As in previous years, oak and walnut dominated the look. Nearly all walnut was from the United States, while most oak was European. AHEC suggest this is primarily due to the easy access to European oak by Central European manufacturers. These manufacturers are also now able to utilise relatively low grades and short specifications which can be sourced very competitively.  Increasing use of these grades has gone hand-in-hand with deliberate marketing of the “rustic” look in oak furniture. AHEC also suggest that solid wood is in vogue and there appears to be less veneer used than in the past.

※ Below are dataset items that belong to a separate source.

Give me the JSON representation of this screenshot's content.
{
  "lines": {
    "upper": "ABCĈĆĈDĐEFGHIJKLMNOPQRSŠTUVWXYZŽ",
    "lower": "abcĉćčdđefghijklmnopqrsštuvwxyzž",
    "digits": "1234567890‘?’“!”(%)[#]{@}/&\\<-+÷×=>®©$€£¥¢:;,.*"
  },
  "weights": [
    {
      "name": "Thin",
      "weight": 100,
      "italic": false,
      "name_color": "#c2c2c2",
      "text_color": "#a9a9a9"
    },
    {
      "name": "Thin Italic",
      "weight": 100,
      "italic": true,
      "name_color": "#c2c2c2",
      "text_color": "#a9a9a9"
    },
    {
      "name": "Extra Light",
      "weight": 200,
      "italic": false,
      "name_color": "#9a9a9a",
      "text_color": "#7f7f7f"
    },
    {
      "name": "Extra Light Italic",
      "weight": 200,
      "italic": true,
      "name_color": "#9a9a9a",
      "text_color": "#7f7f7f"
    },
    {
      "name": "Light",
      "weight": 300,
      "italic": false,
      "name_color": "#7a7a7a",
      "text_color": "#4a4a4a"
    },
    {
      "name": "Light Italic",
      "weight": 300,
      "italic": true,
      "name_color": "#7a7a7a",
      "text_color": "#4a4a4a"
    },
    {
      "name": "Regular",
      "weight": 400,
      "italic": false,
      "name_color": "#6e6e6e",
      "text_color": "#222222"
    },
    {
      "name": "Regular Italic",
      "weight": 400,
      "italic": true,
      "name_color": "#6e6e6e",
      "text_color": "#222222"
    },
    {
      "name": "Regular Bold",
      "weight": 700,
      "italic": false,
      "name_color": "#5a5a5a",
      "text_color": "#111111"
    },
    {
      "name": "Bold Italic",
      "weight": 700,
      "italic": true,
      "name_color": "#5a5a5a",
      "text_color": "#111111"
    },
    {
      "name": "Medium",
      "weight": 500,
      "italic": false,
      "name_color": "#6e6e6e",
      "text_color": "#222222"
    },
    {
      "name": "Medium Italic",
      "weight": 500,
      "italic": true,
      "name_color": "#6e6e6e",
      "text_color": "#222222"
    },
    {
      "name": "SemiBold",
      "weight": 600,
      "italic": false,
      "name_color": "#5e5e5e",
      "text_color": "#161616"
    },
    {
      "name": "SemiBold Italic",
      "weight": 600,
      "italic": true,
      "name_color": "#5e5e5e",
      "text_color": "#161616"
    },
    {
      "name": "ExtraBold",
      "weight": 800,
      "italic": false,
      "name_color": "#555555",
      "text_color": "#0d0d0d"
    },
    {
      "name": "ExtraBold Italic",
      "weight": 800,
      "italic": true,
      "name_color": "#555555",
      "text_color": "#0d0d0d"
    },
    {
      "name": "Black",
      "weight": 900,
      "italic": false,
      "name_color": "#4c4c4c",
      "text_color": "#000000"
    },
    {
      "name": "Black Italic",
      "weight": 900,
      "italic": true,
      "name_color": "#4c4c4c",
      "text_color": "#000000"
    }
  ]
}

AHEC note that the only tropical wood on display was in the international section and mainly in the Indonesian pavilion. Temperate species other than oak and walnut were also not much in evidence. There was some beech, mostly for chairs and table legs but not for large visual surfaces of table tops and cabinet doors. There was also a bit of ash (mostly European). However, the smoother, cleaner grain and texture of maple and cherry is currently less favoured. Maple was mostly being used in small quantities in white finishes as a contrast to the dark walnut and rustic oak.

AHEC observed that there was lack of strong environmental messages and branding at the show, surprising given that IMM Cologne is the main shop window for high end commercial furniture sold in Europe. Most furniture manufacturers apparently have yet to embrace LCA or EPDs for active market development – although some companies are now considering this as a way to differentiate product in a highly competitive market.